Eiriksson brought in lead guitarist James Gabbie, bassist Chris Heerlein, and drummer Ramy Antoun, whose combined experience and technical abilities meant rock-solid performances, which lend the proceedings a more musically sophisticated air than anything Kowalczyk has recorded prior. “What I’ve noticed about the new stuff is that the space in the music is being interpreted differently,” Kowalczyk says. “By space, I mean where there isn’t a lyric or something going on melodically. How that space gets interpreted is really where a musician’s talent and genius come through and that’s where this record has a lot of different aspects going on.”
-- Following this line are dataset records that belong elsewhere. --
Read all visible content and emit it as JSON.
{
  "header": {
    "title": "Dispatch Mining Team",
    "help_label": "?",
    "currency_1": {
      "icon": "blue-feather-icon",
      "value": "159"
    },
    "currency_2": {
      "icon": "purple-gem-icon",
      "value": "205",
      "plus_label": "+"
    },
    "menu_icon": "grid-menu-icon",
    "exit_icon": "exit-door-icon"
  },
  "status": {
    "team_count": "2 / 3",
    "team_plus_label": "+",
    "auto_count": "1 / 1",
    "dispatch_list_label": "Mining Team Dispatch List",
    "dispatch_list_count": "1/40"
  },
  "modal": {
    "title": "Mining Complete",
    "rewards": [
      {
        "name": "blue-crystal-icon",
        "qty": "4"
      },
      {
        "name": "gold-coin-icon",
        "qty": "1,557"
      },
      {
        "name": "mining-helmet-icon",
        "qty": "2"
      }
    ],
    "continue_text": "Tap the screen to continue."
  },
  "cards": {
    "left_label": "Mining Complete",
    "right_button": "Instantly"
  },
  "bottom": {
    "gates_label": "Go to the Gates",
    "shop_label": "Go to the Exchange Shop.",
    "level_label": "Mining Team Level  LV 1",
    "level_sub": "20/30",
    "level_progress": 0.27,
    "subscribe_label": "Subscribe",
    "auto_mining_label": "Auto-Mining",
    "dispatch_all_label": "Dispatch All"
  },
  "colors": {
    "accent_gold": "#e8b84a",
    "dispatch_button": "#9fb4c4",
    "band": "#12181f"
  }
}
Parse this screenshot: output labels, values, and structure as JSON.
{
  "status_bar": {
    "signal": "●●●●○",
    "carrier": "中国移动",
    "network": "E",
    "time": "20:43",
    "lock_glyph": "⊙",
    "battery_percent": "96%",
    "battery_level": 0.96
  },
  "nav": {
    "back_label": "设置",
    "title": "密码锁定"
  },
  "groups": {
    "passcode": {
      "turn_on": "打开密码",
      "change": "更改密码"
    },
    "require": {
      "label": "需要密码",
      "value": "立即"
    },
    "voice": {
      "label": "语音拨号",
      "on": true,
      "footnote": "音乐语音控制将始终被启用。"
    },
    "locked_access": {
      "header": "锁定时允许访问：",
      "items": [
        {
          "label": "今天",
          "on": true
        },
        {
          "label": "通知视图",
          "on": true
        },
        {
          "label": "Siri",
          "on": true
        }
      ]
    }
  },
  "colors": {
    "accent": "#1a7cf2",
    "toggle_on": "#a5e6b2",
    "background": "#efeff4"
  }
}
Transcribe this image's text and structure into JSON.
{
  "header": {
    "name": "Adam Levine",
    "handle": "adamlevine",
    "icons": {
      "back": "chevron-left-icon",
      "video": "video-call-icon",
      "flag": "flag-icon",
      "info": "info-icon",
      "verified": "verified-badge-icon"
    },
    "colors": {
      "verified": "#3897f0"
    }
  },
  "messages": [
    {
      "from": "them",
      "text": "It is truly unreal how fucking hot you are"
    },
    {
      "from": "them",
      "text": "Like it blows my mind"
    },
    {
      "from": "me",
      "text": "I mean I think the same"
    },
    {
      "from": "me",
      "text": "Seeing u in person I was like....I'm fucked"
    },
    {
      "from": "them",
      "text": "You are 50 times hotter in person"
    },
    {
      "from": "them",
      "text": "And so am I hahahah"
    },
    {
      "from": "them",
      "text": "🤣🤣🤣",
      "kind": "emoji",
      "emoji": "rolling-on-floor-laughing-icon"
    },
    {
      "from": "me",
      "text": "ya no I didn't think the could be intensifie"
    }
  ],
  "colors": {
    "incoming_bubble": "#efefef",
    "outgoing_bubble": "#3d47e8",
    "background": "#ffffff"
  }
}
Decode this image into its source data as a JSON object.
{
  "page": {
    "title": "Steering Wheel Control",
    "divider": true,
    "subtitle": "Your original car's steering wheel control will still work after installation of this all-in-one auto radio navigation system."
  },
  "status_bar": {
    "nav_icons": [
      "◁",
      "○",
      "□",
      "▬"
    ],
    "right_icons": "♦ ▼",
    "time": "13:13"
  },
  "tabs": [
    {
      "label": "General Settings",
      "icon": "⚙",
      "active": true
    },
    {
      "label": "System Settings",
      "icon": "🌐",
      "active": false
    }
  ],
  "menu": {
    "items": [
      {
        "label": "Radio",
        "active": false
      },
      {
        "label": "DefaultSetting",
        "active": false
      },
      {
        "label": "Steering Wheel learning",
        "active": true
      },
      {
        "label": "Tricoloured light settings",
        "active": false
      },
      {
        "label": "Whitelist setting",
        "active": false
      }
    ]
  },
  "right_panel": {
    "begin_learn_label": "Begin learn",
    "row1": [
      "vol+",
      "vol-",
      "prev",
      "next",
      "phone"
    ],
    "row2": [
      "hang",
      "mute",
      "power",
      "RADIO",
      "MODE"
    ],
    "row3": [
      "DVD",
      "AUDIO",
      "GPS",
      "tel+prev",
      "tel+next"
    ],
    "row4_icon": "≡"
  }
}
The best example of Kowalczyk’s new direction on Alive is “The Great Beyond.” “Because of Ramy’s playing, it went to this dance rock place that was really exciting,” Kowalczyk says. “Here was a song that I could have easily written eight years ago and had it sound one way, but Ramy brought a totally fresh perspective. That’s when I knew I had done the right thing for myself as an artist, which was to break out and not rest on a style I was used to.”
Lyrically, “The Great Beyond” addresses an idea that permeates the entire album: “The song is about having no boundaries and heading off into the unknown — a place you’re unsure of, but that feels free,” Kowalczyk says. Other songs carry on the theme of letting go: On “Drive” Kowalczyk sings about falling asleep at the wheel and letting inspiration take over, while “Zion” is a call to meditation and contemplation. Then there’s “Drink (Everlasting Love)” — a song Kowalczyk wrote with Chris Daughtry, a friend he describes as “an incredible melodist and writer.” “That song is ultimately about my faith,” Kowalczyk says, “but I always like to leave a door open for people to respond to my lyrics in the way that feels natural to them. That’s the beauty of the language of music, it is the universal language of the heart.”
Finally, Alive’s first single is “Grace,” which Kowalczyk says was inspired by watching the news coverage of the devastating January earthquake in Haiti. “Every time something like that happens you get this onslaught of images,” Kowalczyk says. “Most of them were obviously very tragic, but there were also these perceptible moments where there was a sparkle in someone’s eye. I picked up on it as this really heartfelt thing that felt like a silver lining of hope or love amidst this incredible disaster. I wanted to write about that and make sense of it.” “Grace” was produced by Greg Wattenberg, who has worked with Daughtry, Train, and Five For Fighting, among others. “He’s a visionary co-writer and producer who challenged me to see guitars and song structure in a different way,” Kowalczyk says. “That song has a lot of emotional weight and I feel like it really represents this new era of my life.”
Kowalczyk hadn’t been in the recording studio since making Live’s last studio album, 2006’s Songs From Black Mountain. When his songwriting muse returned in early 2009, Kowalczyk hit the road for a series of solo acoustic shows that re-ignited his love for performing. “I fell in love with it all over again because I discovered a new capacity in myself to build a rapport with people that you just don’t get when you’re on stage with the big rock band,” he says. “But I also fell in love with writing at the same time, so it was really personal, emotional, and creative process.”
The result, of course, is Alive, which Kowalczyk feels truly represents who he is as an artist. “There are moments on it where I get as close to how I feel about myself as I’ve every gotten in my songwriting,” he says, “moments when I feel like I’ve really connected to something in myself that, for whatever reason, I’m compelled to share with others. As an artist, that’s about the best you can hope for.”